The Sponge-Bob leafy greens cone of silence has once again been deployed with 21 sick from E. coli O157 linked to Romaine lettuce.
The Public Health Agency of Canada made the announcement Monday night, so it’s time for another edition of spokesthingy fairytales. The statements in italics are from the Public Health Agency of Canada. The comments below are mine.
The Public Health Agency of Canada is collaborating with provincial public health partners, the Canadian Food Inspection Agency and Health Canada.
How do you know a Canadian is making a presentation at a scientific conference? They spend half the talk noting collaborations.
At this time, there are no product recalls associated with this outbreak. The outbreak investigation is ongoing, and this public health notice will be updated on a regular basis as the investigation evolves.
The risk to Canadians is low.
If you have no product recalls, no real clues other than some lettuce, how can you say the risk is low?
However, Canadians are reminded to follow safe food handling practices for lettuce to avoid becoming ill.
Washing does almost nothing to improve the safety of leafy greens, other than to remove the snot from an appropriately heightened 5-year-old and make consumers feel better.
Unless you’re part of the percentage that has life-long health issues from eating a salad.

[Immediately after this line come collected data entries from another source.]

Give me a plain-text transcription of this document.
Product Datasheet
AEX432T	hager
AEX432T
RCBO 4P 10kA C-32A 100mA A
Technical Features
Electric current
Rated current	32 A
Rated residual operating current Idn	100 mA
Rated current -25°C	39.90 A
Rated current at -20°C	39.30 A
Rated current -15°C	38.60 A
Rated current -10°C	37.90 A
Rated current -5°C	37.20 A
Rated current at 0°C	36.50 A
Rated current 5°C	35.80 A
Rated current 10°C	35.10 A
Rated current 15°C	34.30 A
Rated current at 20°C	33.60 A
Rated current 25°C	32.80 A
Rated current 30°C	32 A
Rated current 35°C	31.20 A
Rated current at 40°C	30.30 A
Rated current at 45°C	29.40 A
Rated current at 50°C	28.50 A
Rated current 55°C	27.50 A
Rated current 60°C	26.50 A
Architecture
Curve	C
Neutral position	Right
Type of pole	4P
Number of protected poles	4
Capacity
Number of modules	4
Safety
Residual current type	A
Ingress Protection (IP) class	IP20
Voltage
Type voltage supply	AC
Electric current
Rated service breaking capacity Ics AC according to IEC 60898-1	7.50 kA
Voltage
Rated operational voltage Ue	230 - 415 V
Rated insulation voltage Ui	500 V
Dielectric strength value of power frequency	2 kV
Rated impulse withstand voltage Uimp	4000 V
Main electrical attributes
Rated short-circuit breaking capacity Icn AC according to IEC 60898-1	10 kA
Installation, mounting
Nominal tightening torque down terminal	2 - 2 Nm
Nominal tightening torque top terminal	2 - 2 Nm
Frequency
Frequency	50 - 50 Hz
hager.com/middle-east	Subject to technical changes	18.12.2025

Some E. coli infections can be life threatening, though this is rare.
But it really sucks when it happens.
Currently, there are 21 cases of E. coli O157 illness under investigation in three provinces: Quebec (3), New Brunswick (5), and Newfoundland and Labrador (13).
These are not prime lettuce growing areas in Canada, in November.
Individuals became sick in November 2017. Ten individuals have been hospitalized.
No deaths have been reported.
See, no biggie. But this was issued Dec. 11. 2017. So was it early November or late November. The difference is hugely significant when assessing the timeliness of the announcement.
The Canadian Food Inspection Agency is working with public health officials to determine the source of the romaine lettuce that ill individuals were exposed to.
Which will be buried and vaguely released in some journal article a couple of years from now.
The following food safety tips for lettuce will help you reduce your risk of getting an E. coli infection.
- Wash your hands thoroughly with warm water and soap for at least 20 seconds, before and after handling lettuce.
Water temperature doesn’t matter.
- Discard outer leaves of fresh lettuce.
- Wash your unpackaged lettuce under fresh, cool running water. There is no need to use anything other than water to wash lettuce. Washing it gently with water is as effective as using produce cleansers.
And neither are effective at removing pathogens.
- Keep rinsing your lettuce until all of the dirt has been washed away.
- Don’t soak lettuce in a sink full of water. It can become contaminated by bacteria in the sink.
- Ready-to-eat lettuce products sold in sealed packages and labelled as washed, pre-washed or triple washed do not need to be washed again.
- Use warm water and soap to thoroughly wash all utensils, countertops and cutting boards before and after handling lettuce to avoid cross-contamination.
- Store lettuce in the refrigerator for up to seven days. Discard when leaves become wilted or brown.
- Bagged, ready-to-eat, pre-washed lettuce products should also be refrigerated and used before the expiration date.
The Government of Canada is committed to food safety.
The Government of Canada is committed to creating a perception of commitment to food safety.
The Public Health Agency of Canada leads the human health investigation into an outbreak and is in regular contact with its federal and provincial partners to monitor the situation and to collaborate on steps to address the outbreak.
Thanks for the org-chart update.
This is nothing but crass industry-government-academia politico ass-covering.
At some point, the people barfing would probably appreciate something just a tad more human.